Member of the Oklahoma Senate for the 48th district
- In office 1965–1987
- Preceded by: District created
- Succeeded by: Vicki Miles-LaGrange

Personal details
- Born: Edward Melvin Porter May 22, 1930 Okmulgee, Oklahoma, U.S.
- Died: July 26, 2016 (aged 86) Oklahoma City, Oklahoma
- Party: Democratic
- Spouses: Leona (div.); Jewel (div.);
- Alma mater: Tennessee State University Vanderbilt University Shorter College

= E. Melvin Porter =

American politician

Edward Melvin Porter (May 22, 1930 - July 26, 2016) was an American lawyer, politician, and civil rights activist in the state of Oklahoma. A member of the Democratic Party, he was the first African American to serve in the Oklahoma State Senate.

==Early life and education==
Porter was born on May 22, 1930 in Okmulgee, Oklahoma. He attended Tennessee State University, Vanderbilt University, and Shorter College. He was one of the first African-Americans to graduate from Vanderbilt University Law School.

== Legal career and activism ==
He passed the Oklahoma Bar examination in 1960. As an attorney, he provided free legal services for individuals unable to pay for representation. In 1961, Porter served as president of the Oklahoma City National Association for the Advancement of Colored People. He participated in protests and sit-ins with Clara Luper. Porter and Luper helped organize the 1969 Oklahoma City sanitation workers' strike.

== Political career ==
Porter unsuccessful campaigned for a seat in Oklahoma House of Representatives in 1962. In 1964, he was elected to the Oklahoma State Senate to serve the newly redrawn 48th district, becoming the first African American to serve in the body.
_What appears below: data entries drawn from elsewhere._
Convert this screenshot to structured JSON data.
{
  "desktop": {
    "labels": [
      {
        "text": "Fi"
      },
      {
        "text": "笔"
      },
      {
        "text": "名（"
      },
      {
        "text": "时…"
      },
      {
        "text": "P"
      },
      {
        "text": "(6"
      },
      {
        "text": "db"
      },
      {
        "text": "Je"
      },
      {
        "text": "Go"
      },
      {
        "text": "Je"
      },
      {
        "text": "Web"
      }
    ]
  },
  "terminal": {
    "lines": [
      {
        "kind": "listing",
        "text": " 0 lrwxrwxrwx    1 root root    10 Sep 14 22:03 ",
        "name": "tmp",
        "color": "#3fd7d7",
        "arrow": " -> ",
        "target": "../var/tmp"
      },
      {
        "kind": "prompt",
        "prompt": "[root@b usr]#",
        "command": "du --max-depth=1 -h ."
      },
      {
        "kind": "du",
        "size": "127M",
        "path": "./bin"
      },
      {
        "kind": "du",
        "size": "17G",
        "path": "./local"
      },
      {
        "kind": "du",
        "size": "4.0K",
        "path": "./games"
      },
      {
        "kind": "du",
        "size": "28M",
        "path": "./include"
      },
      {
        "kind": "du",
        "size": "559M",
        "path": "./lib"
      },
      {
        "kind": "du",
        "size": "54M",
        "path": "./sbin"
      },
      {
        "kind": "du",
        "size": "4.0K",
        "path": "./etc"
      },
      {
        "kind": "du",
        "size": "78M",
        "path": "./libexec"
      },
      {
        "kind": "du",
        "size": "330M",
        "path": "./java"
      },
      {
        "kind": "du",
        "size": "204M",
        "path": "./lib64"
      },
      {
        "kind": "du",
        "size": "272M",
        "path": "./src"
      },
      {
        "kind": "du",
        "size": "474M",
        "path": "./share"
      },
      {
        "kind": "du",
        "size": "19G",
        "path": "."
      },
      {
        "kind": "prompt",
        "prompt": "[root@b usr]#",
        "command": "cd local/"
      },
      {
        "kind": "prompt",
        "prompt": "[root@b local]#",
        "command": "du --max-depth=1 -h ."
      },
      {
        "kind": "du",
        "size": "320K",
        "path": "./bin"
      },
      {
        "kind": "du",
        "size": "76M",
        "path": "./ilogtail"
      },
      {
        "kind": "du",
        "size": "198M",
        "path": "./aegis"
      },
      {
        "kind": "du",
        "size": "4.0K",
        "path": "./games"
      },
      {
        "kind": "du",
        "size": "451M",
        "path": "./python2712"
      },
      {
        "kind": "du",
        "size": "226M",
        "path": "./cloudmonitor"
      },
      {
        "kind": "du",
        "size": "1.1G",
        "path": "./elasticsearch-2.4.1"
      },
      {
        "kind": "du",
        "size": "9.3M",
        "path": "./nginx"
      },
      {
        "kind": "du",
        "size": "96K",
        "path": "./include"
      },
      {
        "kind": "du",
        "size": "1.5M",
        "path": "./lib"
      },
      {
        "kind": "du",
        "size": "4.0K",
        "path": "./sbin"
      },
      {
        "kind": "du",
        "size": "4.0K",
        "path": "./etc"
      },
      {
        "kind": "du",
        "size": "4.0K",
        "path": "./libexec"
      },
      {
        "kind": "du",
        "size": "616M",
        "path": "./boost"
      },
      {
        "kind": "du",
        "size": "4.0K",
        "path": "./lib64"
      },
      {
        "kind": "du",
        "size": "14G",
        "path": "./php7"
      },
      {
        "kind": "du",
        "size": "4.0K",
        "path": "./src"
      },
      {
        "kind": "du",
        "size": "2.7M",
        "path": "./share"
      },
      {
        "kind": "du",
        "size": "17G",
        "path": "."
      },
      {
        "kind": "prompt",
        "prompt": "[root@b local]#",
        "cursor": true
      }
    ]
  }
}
As a state senator, Porter introduced the Oklahoma Anti-Discrimination Act (OADA), described as the state equivalent to the federal Civil Rights Act of 1968. He served in the body until he retired in 1987.

== Death and legacy ==
Porter died on July 26, 2016, at his home in Oklahoma City. Porter had seven children. Following his death, the Oklahoma Legislative Black Caucus announced they would work to create a $10,000 scholarship for Langston University students in his honor.